Commonly, the first act of a horror movie will do two things, identify a threat and present a laundry list of characters to become victims in the second act. In the second act, secondary characters are picked off one by one until only the protagonist is left. The third act is a face off between the protagonist and the threat, a killer or monster, whatever the case may be.
Landis uses the customary three-act structure in An American Werewolf in London. However, he makes a departure from the traditional horror movie formula. Landis’ first act does not stray too far from the formula, a threat is definitely identified, in the form of a “wolf monster”, but it is killed at the end of the first act (15). The significant departure is that no laundry list of potential victims is given; instead most of the first act is dedicated to establishing and characterizing the relationship between David and his best friend Jack. This supports the second act premise that David is hallucinating from grief over Jack’s death.
The second act is where Landis makes his greatest departure from horror tradition. As mentioned earlier, David does not change until the second half of the act; therefore, he kills no one until halfway through the screenplay. Instead, horrific images from his dreams set up the carnage that is to come. The second half of the second act is simply one sequence after another of David in wolf form stalking and killing random victims. If Landis had spread these scenes out and interspersed them among the scenes in the first half of the act, the screenplay would have a more traditional structure but it would not support the subject as well as it does. As it stands, the screenplay depicts David succumbing to one night of madness in the second act and the third act is devoted to how he deals with what he has done. If the killing took place over a spread out period of time, the sense of madness would be lost and the urgency of David’s reaction the next day would be weakened.
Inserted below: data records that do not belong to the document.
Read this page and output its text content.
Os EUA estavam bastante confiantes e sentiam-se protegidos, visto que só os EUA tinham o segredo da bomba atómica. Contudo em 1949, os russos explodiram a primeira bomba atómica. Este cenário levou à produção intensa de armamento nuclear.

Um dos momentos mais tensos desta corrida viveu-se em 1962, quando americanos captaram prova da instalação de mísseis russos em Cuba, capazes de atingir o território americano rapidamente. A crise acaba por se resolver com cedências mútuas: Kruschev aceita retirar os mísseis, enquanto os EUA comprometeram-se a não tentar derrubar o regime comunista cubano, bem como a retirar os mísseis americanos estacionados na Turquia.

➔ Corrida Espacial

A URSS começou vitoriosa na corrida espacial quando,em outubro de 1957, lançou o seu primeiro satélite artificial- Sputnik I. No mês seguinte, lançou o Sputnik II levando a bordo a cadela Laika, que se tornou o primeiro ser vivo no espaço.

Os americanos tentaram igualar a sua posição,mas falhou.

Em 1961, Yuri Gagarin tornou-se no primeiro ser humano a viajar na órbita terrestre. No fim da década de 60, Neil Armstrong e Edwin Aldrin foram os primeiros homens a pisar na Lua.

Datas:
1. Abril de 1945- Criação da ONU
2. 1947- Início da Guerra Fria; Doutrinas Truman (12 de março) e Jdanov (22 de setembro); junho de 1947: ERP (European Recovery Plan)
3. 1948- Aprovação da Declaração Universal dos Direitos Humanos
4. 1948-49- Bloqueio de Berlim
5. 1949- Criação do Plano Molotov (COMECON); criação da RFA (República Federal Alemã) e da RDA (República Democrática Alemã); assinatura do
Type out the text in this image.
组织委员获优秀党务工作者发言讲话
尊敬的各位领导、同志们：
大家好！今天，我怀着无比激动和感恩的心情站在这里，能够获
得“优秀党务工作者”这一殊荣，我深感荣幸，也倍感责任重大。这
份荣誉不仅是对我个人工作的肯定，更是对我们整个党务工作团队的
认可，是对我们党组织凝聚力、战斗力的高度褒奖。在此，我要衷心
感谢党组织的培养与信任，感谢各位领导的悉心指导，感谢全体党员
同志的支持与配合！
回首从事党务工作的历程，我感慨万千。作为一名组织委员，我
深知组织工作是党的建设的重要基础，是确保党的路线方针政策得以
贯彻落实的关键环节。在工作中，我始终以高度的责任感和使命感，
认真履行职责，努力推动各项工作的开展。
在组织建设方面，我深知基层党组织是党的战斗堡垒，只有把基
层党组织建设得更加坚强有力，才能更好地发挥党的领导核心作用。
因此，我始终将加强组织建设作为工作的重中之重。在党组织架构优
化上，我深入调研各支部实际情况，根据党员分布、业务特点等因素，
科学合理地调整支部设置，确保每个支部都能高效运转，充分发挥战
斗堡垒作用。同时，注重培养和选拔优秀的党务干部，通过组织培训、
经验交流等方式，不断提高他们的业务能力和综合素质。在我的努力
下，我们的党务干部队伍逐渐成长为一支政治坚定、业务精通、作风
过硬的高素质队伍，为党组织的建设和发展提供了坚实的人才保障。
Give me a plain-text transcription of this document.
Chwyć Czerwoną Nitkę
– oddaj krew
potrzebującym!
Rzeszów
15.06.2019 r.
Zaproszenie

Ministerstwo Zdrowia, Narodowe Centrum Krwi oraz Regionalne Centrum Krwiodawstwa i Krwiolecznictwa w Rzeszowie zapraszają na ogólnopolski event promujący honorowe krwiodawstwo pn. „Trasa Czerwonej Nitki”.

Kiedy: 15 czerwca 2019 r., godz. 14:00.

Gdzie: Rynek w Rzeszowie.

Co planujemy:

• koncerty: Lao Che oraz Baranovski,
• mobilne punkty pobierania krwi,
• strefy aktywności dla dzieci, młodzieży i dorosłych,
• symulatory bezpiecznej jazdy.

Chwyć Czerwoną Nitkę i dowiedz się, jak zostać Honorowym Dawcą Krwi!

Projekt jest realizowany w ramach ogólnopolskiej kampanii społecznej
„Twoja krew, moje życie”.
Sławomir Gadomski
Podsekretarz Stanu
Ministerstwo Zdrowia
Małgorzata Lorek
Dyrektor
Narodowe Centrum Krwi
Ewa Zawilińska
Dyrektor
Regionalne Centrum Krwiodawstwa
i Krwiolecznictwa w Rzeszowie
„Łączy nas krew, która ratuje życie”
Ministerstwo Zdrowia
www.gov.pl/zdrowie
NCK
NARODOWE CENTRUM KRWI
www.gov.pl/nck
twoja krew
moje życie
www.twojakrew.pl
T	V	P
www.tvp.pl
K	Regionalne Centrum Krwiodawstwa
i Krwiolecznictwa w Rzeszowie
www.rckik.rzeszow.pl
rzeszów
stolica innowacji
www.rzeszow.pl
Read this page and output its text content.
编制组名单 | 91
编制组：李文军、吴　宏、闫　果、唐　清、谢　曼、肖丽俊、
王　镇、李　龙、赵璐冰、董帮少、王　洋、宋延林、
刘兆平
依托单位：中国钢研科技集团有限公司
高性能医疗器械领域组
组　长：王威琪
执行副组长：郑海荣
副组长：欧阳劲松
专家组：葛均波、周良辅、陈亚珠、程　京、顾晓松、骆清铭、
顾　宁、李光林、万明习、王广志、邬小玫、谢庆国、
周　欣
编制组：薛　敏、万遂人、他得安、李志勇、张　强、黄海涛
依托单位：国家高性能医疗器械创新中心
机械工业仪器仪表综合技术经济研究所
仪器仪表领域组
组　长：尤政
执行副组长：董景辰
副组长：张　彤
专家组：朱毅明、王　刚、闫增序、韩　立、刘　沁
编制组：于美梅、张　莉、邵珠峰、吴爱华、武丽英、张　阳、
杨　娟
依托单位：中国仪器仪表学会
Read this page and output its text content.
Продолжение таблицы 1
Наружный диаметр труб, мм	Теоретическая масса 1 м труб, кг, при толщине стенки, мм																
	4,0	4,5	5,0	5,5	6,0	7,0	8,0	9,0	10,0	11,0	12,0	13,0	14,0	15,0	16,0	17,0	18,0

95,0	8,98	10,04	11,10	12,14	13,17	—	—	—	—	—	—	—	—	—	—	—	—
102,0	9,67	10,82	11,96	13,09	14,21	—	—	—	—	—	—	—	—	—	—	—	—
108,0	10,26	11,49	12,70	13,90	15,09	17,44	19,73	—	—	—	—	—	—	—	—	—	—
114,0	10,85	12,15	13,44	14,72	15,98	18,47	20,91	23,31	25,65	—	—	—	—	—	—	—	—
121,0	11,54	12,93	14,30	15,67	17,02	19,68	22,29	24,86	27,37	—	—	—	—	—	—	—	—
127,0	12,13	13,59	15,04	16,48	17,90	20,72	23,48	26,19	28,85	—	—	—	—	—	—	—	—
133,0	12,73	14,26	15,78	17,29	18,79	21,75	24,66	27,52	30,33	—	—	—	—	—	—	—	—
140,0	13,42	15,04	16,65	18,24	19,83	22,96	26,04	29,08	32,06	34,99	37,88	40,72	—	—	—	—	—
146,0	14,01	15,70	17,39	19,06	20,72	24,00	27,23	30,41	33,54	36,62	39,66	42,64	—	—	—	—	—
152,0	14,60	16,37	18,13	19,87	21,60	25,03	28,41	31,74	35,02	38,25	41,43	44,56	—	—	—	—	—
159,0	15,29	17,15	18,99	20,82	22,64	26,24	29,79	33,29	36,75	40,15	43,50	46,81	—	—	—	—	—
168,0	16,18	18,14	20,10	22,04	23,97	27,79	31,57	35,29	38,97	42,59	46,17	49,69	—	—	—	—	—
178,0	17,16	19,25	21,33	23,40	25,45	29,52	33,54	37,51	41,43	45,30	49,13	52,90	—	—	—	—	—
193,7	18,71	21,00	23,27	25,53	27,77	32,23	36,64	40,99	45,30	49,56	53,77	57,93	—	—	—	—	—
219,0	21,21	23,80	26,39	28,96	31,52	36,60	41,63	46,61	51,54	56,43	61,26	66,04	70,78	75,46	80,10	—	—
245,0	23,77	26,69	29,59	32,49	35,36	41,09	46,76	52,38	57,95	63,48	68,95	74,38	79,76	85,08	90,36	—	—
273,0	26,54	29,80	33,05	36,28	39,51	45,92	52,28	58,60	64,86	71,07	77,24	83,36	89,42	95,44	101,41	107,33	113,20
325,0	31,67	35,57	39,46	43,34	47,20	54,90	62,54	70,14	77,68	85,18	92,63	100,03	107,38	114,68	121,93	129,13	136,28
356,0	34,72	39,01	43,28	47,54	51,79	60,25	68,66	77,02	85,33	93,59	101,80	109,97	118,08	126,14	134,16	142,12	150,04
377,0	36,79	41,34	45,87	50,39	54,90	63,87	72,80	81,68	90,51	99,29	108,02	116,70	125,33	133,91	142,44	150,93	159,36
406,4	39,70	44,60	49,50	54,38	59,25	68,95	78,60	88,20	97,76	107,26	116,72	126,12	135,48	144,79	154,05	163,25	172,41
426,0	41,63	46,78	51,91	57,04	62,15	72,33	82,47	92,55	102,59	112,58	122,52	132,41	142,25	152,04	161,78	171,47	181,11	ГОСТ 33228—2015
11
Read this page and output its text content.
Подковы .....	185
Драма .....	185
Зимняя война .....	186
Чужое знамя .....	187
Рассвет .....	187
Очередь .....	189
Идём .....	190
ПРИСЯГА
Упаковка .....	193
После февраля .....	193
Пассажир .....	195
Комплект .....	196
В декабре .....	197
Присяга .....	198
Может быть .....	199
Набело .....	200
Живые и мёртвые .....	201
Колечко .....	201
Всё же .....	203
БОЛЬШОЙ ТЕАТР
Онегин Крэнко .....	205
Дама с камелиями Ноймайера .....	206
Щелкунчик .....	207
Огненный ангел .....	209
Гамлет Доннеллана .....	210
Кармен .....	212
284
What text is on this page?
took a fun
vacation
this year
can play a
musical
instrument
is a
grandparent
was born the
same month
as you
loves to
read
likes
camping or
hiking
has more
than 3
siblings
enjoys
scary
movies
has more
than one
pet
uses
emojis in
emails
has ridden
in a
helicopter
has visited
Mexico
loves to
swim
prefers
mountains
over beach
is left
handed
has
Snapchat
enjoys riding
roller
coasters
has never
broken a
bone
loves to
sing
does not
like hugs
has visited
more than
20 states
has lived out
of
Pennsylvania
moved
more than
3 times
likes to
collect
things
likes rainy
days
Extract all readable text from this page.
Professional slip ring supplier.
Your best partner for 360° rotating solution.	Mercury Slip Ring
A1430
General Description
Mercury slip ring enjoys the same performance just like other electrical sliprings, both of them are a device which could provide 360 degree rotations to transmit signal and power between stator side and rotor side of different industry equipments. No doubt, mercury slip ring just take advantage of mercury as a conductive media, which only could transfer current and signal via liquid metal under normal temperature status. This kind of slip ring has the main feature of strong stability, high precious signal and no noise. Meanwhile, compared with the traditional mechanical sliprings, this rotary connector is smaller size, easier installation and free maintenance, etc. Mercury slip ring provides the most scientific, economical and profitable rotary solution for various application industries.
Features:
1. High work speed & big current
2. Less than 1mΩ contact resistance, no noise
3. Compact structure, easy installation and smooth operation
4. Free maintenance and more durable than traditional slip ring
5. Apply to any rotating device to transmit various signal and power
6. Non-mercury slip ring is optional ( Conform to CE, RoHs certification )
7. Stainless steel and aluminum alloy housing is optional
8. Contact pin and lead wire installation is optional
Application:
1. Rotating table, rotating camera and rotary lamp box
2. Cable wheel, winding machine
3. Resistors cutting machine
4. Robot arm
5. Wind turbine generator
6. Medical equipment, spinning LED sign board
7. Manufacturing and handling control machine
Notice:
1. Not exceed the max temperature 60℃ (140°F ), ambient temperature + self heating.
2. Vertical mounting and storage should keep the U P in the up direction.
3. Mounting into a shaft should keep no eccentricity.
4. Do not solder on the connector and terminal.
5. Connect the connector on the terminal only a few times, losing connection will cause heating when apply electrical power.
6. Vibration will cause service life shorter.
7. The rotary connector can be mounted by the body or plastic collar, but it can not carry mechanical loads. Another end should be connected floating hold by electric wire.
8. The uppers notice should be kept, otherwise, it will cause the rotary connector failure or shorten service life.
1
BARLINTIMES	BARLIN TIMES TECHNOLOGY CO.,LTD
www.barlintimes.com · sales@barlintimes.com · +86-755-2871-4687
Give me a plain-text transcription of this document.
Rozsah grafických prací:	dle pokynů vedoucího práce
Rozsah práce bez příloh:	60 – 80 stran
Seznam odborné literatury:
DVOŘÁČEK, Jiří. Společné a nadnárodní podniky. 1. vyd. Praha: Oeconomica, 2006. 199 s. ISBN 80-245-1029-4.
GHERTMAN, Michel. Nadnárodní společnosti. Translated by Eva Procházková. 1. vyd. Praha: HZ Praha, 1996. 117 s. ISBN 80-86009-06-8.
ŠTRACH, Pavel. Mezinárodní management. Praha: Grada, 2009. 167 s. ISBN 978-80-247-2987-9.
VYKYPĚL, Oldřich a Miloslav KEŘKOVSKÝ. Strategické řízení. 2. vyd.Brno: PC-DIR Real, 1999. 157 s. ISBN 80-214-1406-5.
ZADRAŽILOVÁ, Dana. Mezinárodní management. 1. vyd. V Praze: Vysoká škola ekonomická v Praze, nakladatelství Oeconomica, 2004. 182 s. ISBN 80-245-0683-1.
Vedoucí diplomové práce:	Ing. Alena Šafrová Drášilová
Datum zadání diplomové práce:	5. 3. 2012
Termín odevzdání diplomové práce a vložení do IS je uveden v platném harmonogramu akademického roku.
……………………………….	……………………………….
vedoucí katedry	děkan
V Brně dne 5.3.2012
A horror movie must have scares. If it does not the audience will be disappointed. The challenge of the horror screenplay is to communicate these scares to the mind of the reader. That is where style comes in. The screenwriter uses stylistic elements to set up the scare and to carry it through, or to build tension then release it. Landis has a unique way of doing this. He builds tension until the end of one scene and releases it the beginning of the next, then starts building it again.
The best example of this is at the end of the second act, when David is on his full moon killing spree. The wolf monster is stalking some derelicts outside. Landis builds tension by having one of the derelicts’ pet dog sense the wolf monster and bark and pull at his leash, then run off. The derelicts look into the darkness, tension building. “They strain their eyes – something is approaching them. They can just make out its size” (Landis 58). The scene ends with the dialogue “Mother Mary of God” (58) then cuts to “A train SCREECHES to halt. (A scare.)” (58). The actual scare, where the audience is supposed to scream and throw pop-corn into the air, is not until the beginning of the next scene and Landis labels it with a parenthetical. The label is necessary because the scare depends on a loud sound, this is a cue to the director about how these scene interconnect that might not be obvious from simply reading the action.
An American Werewolf in London is an excellent example of how a screenwriter can use conventional storytelling elements, common to all forms of writing, to create something that stands out as unique and unconventional. This is an important lesson for any screenwriter but especially for anyone writing in the horror genre, which is overrun with bland, unoriginal storytelling that relies heavily on formula.
What other horror movies defy convention while remaining true to the genre? How so?